Les trois nouvelles règles pour un gouvernement doté d'IA
Pour que cela fonctionne, le document suggère trois nouvelles règles sur la façon dont le gouvernement doit utiliser l'IA :

  1. Le « Dossier du modèle et du système » (La carte d'identité) : Chaque fois qu'une agence utilise un système d'IA, elle doit conserver une fiche d'identité détaillée pour celui-ci. Ce document expliquerait ce que l'IA est censée faire, comment elle a été testée, les erreurs qu'elle pourrait commettre et qui en est responsable. C'est comme une étiquette nutritionnelle pour un algorithme gouvernemental.
  2. Le déclencheur de « Changement de modèle matériel » (L'alerte de mise à jour) : Les systèmes d'IA changent et apprennent avec le temps. Le document stipule que si un système d'IA change d'une manière qui modifie de manière significative ses décisions (comme changer la façon dont il approuve les prestations d'invalidité), le gouvernement doit l'annoncer et l'expliquer. C'est comme si le moteur d'une voiture commençait soudainement à fonctionner différemment ; vous voudriez le savoir avant de conduire.
  3. La déférence à l'audit (La règle du « Confiance mais vérification ») : Au lieu que les juges essaient de comprendre les mathématiques complexes derrière une décision d'IA, ils devraient vérifier si l'agence a engagé des experts indépendants pour « auditer » l'IA. Si l'agence peut prouver : « Nous avons testé cela minutieusement, et voici la preuve que cela fonctionne équitablement », les tribunaux devraient lui faire confiance. Cela déplace l'attention de « Avez-vous suivi la paperasse ? » vers « Avez-vous prouvé que votre outil est sûr et équitable ? ».

Pourquoi cela importe
Le document soutient que cette approche peut briser le « piège » qui tient le gouvernement en otage depuis un siècle.

  • Il suggère que l'IA pourrait réduire le coût de la compréhension. Actuellement, comprendre une décision gouvernementale complexe est difficile et coûteux. L'IA pourrait rendre cela peu coûteux et facile.
  • Il suggère que nous pourrions éventuellement passer de la simple vérification de la paperasse à la vérification que l'IA est réellement alignée sur les objectifs du public.
  • Il prévient que ce n'est pas une solution magique. Si l'IA est biaisée, ou si le gouvernement l'utilise pour masquer de mauvaises décisions (un problème appelé « blanchiment de valeurs »), nous avons besoin de règles strictes pour l'empêcher.

Ce que le document ne dit PAS
Le document prend soin de ne pas promettre que l'IA résoudra tout du jour au lendemain.
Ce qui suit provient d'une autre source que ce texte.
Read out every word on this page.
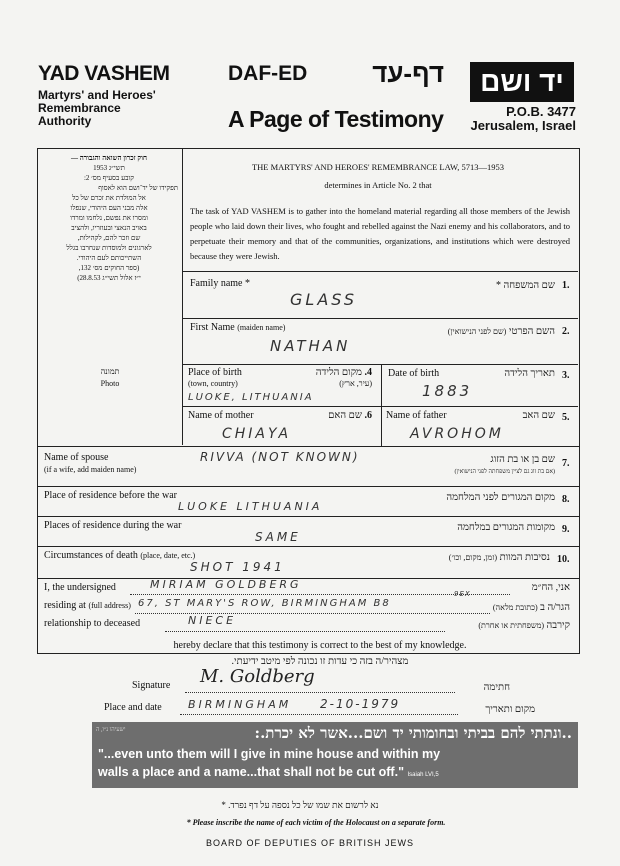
YAD VASHEM
Martyrs' and Heroes'
Remembrance
Authority
DAF-ED	דף-עד
A Page of Testimony
יד ושם
P.O.B. 3477
Jerusalem, Israel
חוק זכרון השואה והגבורה —
תשי״ג 1953
קובע בסעיף מס׳ 2:
תפקידו של יד־ושם הוא לאסוף
אל המולדת את זכרם של כל
אלה מבני העם היהודי, שנפלו
ומסרו את נפשם, נלחמו ומרדו
באויב הנאצי ובעוזריו, ולהציב
שם וזכר להם, לקהילות,
לארגונים ולמוסדות שנחרבו בגלל
השתייכותם לעם היהודי.
(ספר החוקים מס׳ 132,
י״ז אלול תשי״ג 28.8.53)
THE MARTYRS' AND HEROES' REMEMBRANCE LAW, 5713—1953
determines in Article No. 2 that
The task of YAD VASHEM is to gather into the homeland material regarding all those members of the Jewish people who laid down their lives, who fought and rebelled against the Nazi enemy and his collaborators, and to perpetuate their memory and that of the communities, organizations, and institutions which were destroyed because they were Jewish.
תמונה
Photo
Family name *	שם המשפחה *	1.
GLASS
First Name (maiden name)	השם הפרטי (שם לפני הנישואין)	2.
NATHAN
Place of birth
(town, country)
4. מקום הלידה
(עיר, ארץ)
LUOKE, LITHUANIA
Date of birth	תאריך הלידה 3.
1883
Name of mother	6. שם האם
CHIAYA
Name of father	שם האב 5.
AVROHOM
Name of spouse
(if a wife, add maiden name)
שם בן או בת הזוג
(אם בת זוג גם לציין משפחתה לפני הנישואין)
7.
RIVVA (NOT KNOWN)
Place of residence before the war	מקום המגורים לפני המלחמה 8.
LUOKE LITHUANIA
Places of residence during the war	מקומות המגורים במלחמה 9.
SAME
Circumstances of death (place, date, etc.)	נסיבות המוות (זמן, מקום, וכו׳)	10.
SHOT 1941
I, the undersigned	אני, הח״מ
MIRIAM GOLDBERG
residing at (full address)	הגר/ה ב (כתובת מלאה)
67, ST MARY'S ROW, BIRMINGHAM B8
9EX
relationship to deceased	קירבה (משפחתית או אחרת)
NIECE
hereby declare that this testimony is correct to the best of my knowledge.
מצהיר/ה בזה כי עדות זו נכונה לפי מיטב ידיעתי.
Signature M. Goldberg
חתימה
Place and date BIRMINGHAM 2-10-1979	מקום ותאריך
..ונתתי להם בביתי ובחומותי יד ושם...אשר לא יכרת.:
ישעיהו נ״ו, ה
"...even unto them will I give in mine house and within my
walls a place and a name...that shall not be cut off." Isaiah LVI,5
נא לרשום את שמו של כל נספה על דף נפרד. *
* Please inscribe the name of each victim of the Holocaust on a separate form.
BOARD OF DEPUTIES OF BRITISH JEWS
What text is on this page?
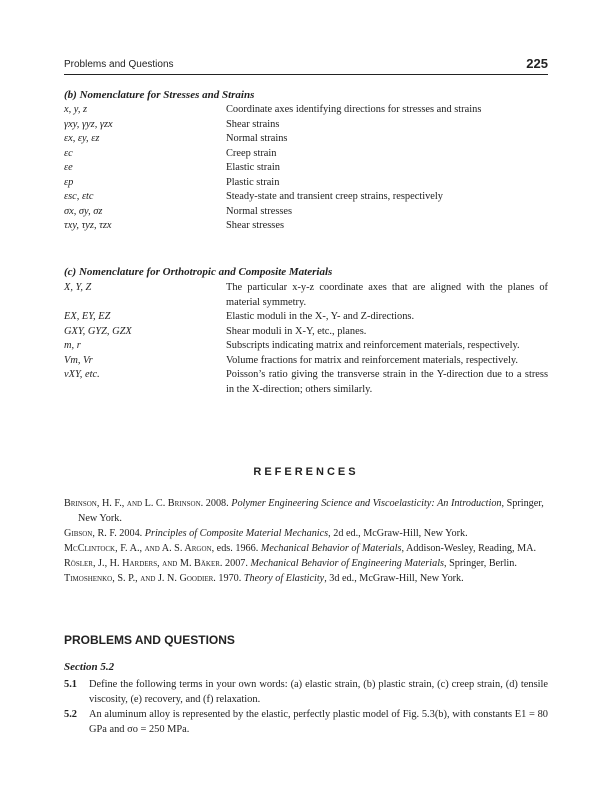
Problems and Questions	225
(b) Nomenclature for Stresses and Strains
x, y, z	Coordinate axes identifying directions for stresses and strains
γxy, γyz, γzx	Shear strains
εx, εy, εz	Normal strains
εc	Creep strain
εe	Elastic strain
εp	Plastic strain
εsc, εtc	Steady-state and transient creep strains, respectively
σx, σy, σz	Normal stresses
τxy, τyz, τzx	Shear stresses
(c) Nomenclature for Orthotropic and Composite Materials
X, Y, Z	The particular x-y-z coordinate axes that are aligned with the planes of material symmetry.
EX, EY, EZ	Elastic moduli in the X-, Y- and Z-directions.
GXY, GYZ, GZX	Shear moduli in X-Y, etc., planes.
m, r	Subscripts indicating matrix and reinforcement materials, respectively.
Vm, Vr	Volume fractions for matrix and reinforcement materials, respectively.
νXY, etc.	Poisson’s ratio giving the transverse strain in the Y-direction due to a stress in the X-direction; others similarly.
REFERENCES
Brinson, H. F., and L. C. Brinson. 2008. Polymer Engineering Science and Viscoelasticity: An Introduction, Springer, New York.
Gibson, R. F. 2004. Principles of Composite Material Mechanics, 2d ed., McGraw-Hill, New York.
McClintock, F. A., and A. S. Argon, eds. 1966. Mechanical Behavior of Materials, Addison-Wesley, Reading, MA.
Rösler, J., H. Harders, and M. Bäker. 2007. Mechanical Behavior of Engineering Materials, Springer, Berlin.
Timoshenko, S. P., and J. N. Goodier. 1970. Theory of Elasticity, 3d ed., McGraw-Hill, New York.
PROBLEMS AND QUESTIONS
Section 5.2
5.1	Define the following terms in your own words: (a) elastic strain, (b) plastic strain, (c) creep strain, (d) tensile viscosity, (e) recovery, and (f) relaxation.
5.2	An aluminum alloy is represented by the elastic, perfectly plastic model of Fig. 5.3(b), with constants E1 = 80 GPa and σo = 250 MPa.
  • Il ne dit pas que l'IA remplacera les juges ou les politiciens humains. Les humains doivent toujours prendre les décisions finales sur les grandes questions morales.
  • Il ne prétend pas que l'IA est actuellement parfaite pour s'expliquer elle-même. La technologie est encore en développement, et il existe des risques comme les « hallucinations » (où l'IA invente des faits).
  • Il ne soutient pas que nous devions arrêter immédiatement toutes les anciennes règles. Au contraire, il suggère d'utiliser l'IA pour faire fonctionner les règles mieux et de manière moins pénible.

La vue d'ensemble

L'histoire ici est celle de l'espoir mêlé de prudence. Le gouvernement est actuellement coincé dans un cycle où il tente de gérer sa complexité en se réduisant, ce qui pourrait nous laisser vulnérables aux crises futures. L'auteur suggère une autre voie : utiliser l'intelligence artificielle non seulement pour faire le travail, mais pour éclairer ce travail. En créant un nouvel ensemble de règles qui exigent la transparence, les tests et l'audit des outils d'IA, nous pourrions construire un gouvernement assez intelligent pour gérer l'avenir, mais assez clair pour être compris de tous. C'est un « quatrième règlement » qui tente d'avoir le beurre et l'argent du beurre : un gouvernement qui soit à la fois capable et responsable.